Autoinflammatorische / follikuläre Okklusion bei HS

Der primäre Defekt in der HS-Pathophysiologie besteht in der Okklusion und der anschließenden Entzündung des Haarfollikels; und angeborene Immundysregulation initiieren zusammen die Entwicklung von klinischem HS. Eine bakterielle Infektion und Besiedlung wird als sekundärer pathogener Faktor angesehen, der die HS verschlechtern kann. Ein Follikelverschluss führt zu einer Dilatation, gefolgt von einer Ruptur, was dazu führt, dass der Follikelinhalt, einschließlich Keratin und Bakterien, in die umgebende Dermis gelangt und eine heftige chemotaktische Reaktion von Neutrophilen und Lymphozyten induziert. Das entzündliche zelluläre Infiltrat verursacht eine Abszessbildung, die zur Zerstörung der Pilosebaceus-Einheit und schließlich anderer benachbarter Adnexstrukturen führt. Andere Faktoren, die zur HS beitragen können, sind abnormale Invaginationen der Epidermis, die zur Bildung des Sinustrakts führen, und eine unzureichende Anzahl von Talgdrüsen.

Die Grundlage für die Follikelokklusion bei HS muss noch vollständig definiert werden. Kürzlich wurde das Konzept von HS als eine selbstentzündliche Erkrankung vorgeschlagen, die durch eine Dysregulation des Gamma-Sekretase / Notch-Weges gekennzeichnet ist.

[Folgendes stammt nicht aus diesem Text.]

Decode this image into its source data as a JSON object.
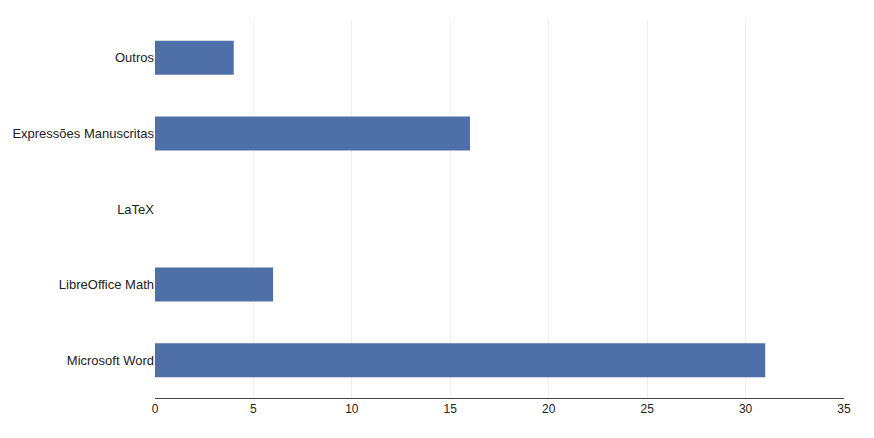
{
  "chart_data": {
    "type": "bar",
    "orientation": "horizontal",
    "categories": [
      "Microsoft Word",
      "LibreOffice Math",
      "LaTeX",
      "Expressões Manuscritas",
      "Outros"
    ],
    "values": [
      31,
      6,
      0,
      16,
      4
    ],
    "color": "#4F6FA8",
    "xlim": [
      0,
      35
    ],
    "xticks": [
      0,
      5,
      10,
      15,
      20,
      25,
      30,
      35
    ],
    "grid": true
  }
}
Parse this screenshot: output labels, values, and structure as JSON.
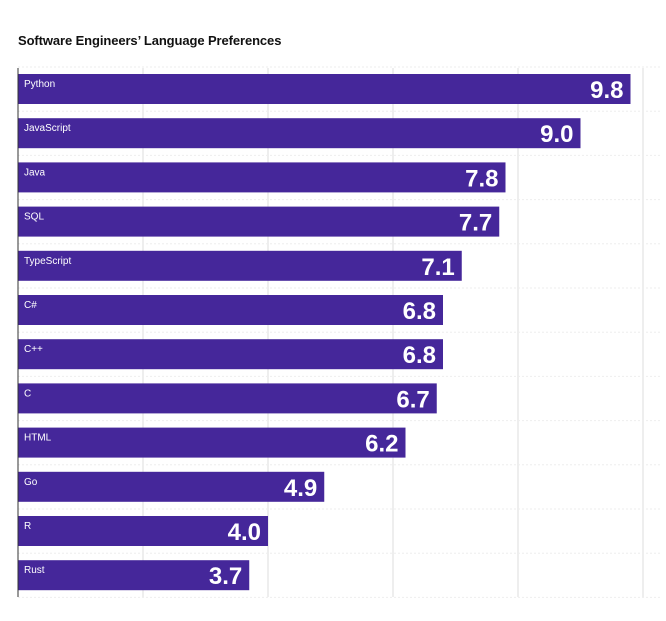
{
  "title": "Software Engineers’ Language Preferences",
  "colors": {
    "bar": "#45279a",
    "grid": "#dedede",
    "axis": "#333333",
    "text_on_bar": "#ffffff"
  },
  "chart_data": {
    "type": "bar",
    "orientation": "horizontal",
    "title": "Software Engineers’ Language Preferences",
    "categories": [
      "Python",
      "JavaScript",
      "Java",
      "SQL",
      "TypeScript",
      "C#",
      "C++",
      "C",
      "HTML",
      "Go",
      "R",
      "Rust"
    ],
    "values": [
      9.8,
      9.0,
      7.8,
      7.7,
      7.1,
      6.8,
      6.8,
      6.7,
      6.2,
      4.9,
      4.0,
      3.7
    ],
    "value_labels": [
      "9.8",
      "9.0",
      "7.8",
      "7.7",
      "7.1",
      "6.8",
      "6.8",
      "6.7",
      "6.2",
      "4.9",
      "4.0",
      "3.7"
    ],
    "xlim": [
      0,
      10
    ],
    "xlabel": "",
    "ylabel": "",
    "grid": true,
    "legend": "none"
  }
}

Eine angemessene Notch-Signalisierung ist von entscheidender Bedeutung für die Aufrechterhaltung der inneren und äußeren Wurzelscheide des Haarfollikels und der Hautanhänge. Ein Mangel im Notch-Signalweg führt zur Umwandlung von Haarfollikeln in mit Keratin angereicherte epidermale Zysten, zur Stimulierung der durch den Toll-like-Rezeptor (TLR) vermittelten angeborenen Immunität, zur Unterstützung und Aufrechterhaltung chronischer Entzündungen. Zur Unterstützung dieser Hypothese wurden in HS-Läsionen erhöhte Spiegel mehrerer proinflammatorischer Zytokine beobachtet, insbesondere Tumornekrosefaktor (TNF) -α, Interleukin (IL) -1β und IL-17.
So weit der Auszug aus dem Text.